Coperta dai flutti del mare siciliano, è nascosta agli occhi dei naviganti: l’ultima emersione è avvenuta nel 1831, quando facendo capolino tra le acque, suscitò l’interesse internazionale. Il minuscolo lembo di terra vulcanica fu considerato un eccezionale punto strategico, sia per scopi commerciali che militari. La natura però se ne frega delle strategie umane e il mare si è appropriato della piccola isola vulcanica facendole regalare l’appellativo di “isola che non c’è”.
Una piccola curiosità questa che non c’entra nulla con il libro di Gaetano Basile ma che ho voluto raccontarti per riallacciarmi alla scelta del titolo del titolo, Sicilia, L’isola che c’è. Il nostro autore invece, racconta la Sicilia che c’è e vuole esserci a pieno titolo perché possiede tutti gli attributi necessari per esserci… Eccome!

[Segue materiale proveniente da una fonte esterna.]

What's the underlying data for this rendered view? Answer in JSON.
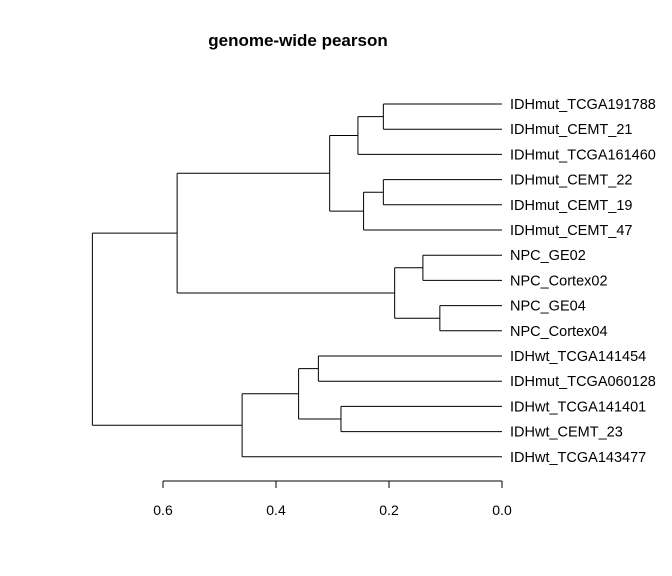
{
  "chart_data": {
    "type": "dendrogram",
    "title": "genome-wide pearson",
    "orientation": "horizontal",
    "axis": {
      "ticks": [
        0.6,
        0.4,
        0.2,
        0.0
      ],
      "tick_labels": [
        "0.6",
        "0.4",
        "0.2",
        "0.0"
      ],
      "range": [
        0.6,
        0.0
      ]
    },
    "leaves": [
      "IDHmut_TCGA191788",
      "IDHmut_CEMT_21",
      "IDHmut_TCGA161460",
      "IDHmut_CEMT_22",
      "IDHmut_CEMT_19",
      "IDHmut_CEMT_47",
      "NPC_GE02",
      "NPC_Cortex02",
      "NPC_GE04",
      "NPC_Cortex04",
      "IDHwt_TCGA141454",
      "IDHmut_TCGA060128",
      "IDHwt_TCGA141401",
      "IDHwt_CEMT_23",
      "IDHwt_TCGA143477"
    ],
    "merges": [
      {
        "left": "L0",
        "right": "L1",
        "height": 0.21
      },
      {
        "left": "M0",
        "right": "L2",
        "height": 0.255
      },
      {
        "left": "L3",
        "right": "L4",
        "height": 0.21
      },
      {
        "left": "M2",
        "right": "L5",
        "height": 0.245
      },
      {
        "left": "M1",
        "right": "M3",
        "height": 0.305
      },
      {
        "left": "L6",
        "right": "L7",
        "height": 0.14
      },
      {
        "left": "L8",
        "right": "L9",
        "height": 0.11
      },
      {
        "left": "M5",
        "right": "M6",
        "height": 0.19
      },
      {
        "left": "M4",
        "right": "M7",
        "height": 0.575
      },
      {
        "left": "L10",
        "right": "L11",
        "height": 0.325
      },
      {
        "left": "L12",
        "right": "L13",
        "height": 0.285
      },
      {
        "left": "M9",
        "right": "M10",
        "height": 0.36
      },
      {
        "left": "M11",
        "right": "L14",
        "height": 0.46
      },
      {
        "left": "M8",
        "right": "M12",
        "height": 0.725
      }
    ]
  }
}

Sicilia. L’isola che c’è di Gaetano Basile
Nelle intenzioni dell’autore, questo libro insolito sulla Sicilia meno nota è un reportage per chi ci è nato e non vede l’ora di andarsene; per chi l’ama o la detesta. Ci si potranno trovare altre buone ragioni: conoscerla meglio o parlarne male, oppure venirci o tenersene lontano. Anche se racconta solo una fetta della Sicilia che c’è. In realtà, è come un grappolo di zibibbo: ha il sapore dolce e persistente della Sicilia di un tempo e di quella che ancora resiste alla globalizzazione.
Quelli in Sicilia. L’isola che c’è sono racconti che emozionano, come quegli acini dolcissimi. Se poi, a distanza di tempo, venisse voglia di rileggerlo ci si troverebbe un gusto come di uva passa, quel sapore più maturo, ancora più dolce, perché si potranno apprezzare sfumature forse sfuggite alla prima lettura. Spesso frettolosa. Come lo zibibbo, è unico e irripetibile. Come quello matura nell’isola di Pantelleria, questo non poteva che nascere dell’anima di un siciliano vero e viaggiatore attento che prescinde dai luoghi comuni e dagli stereotipi.
Un viaggiatore capace di trasferire le proprie emozioni dagli ultimi paradisi come Linosa e Marettimo, a quello dei miti incarnati nella religiosità di oggi. Non trascurando i piaceri della cucina ricca di mille incanti.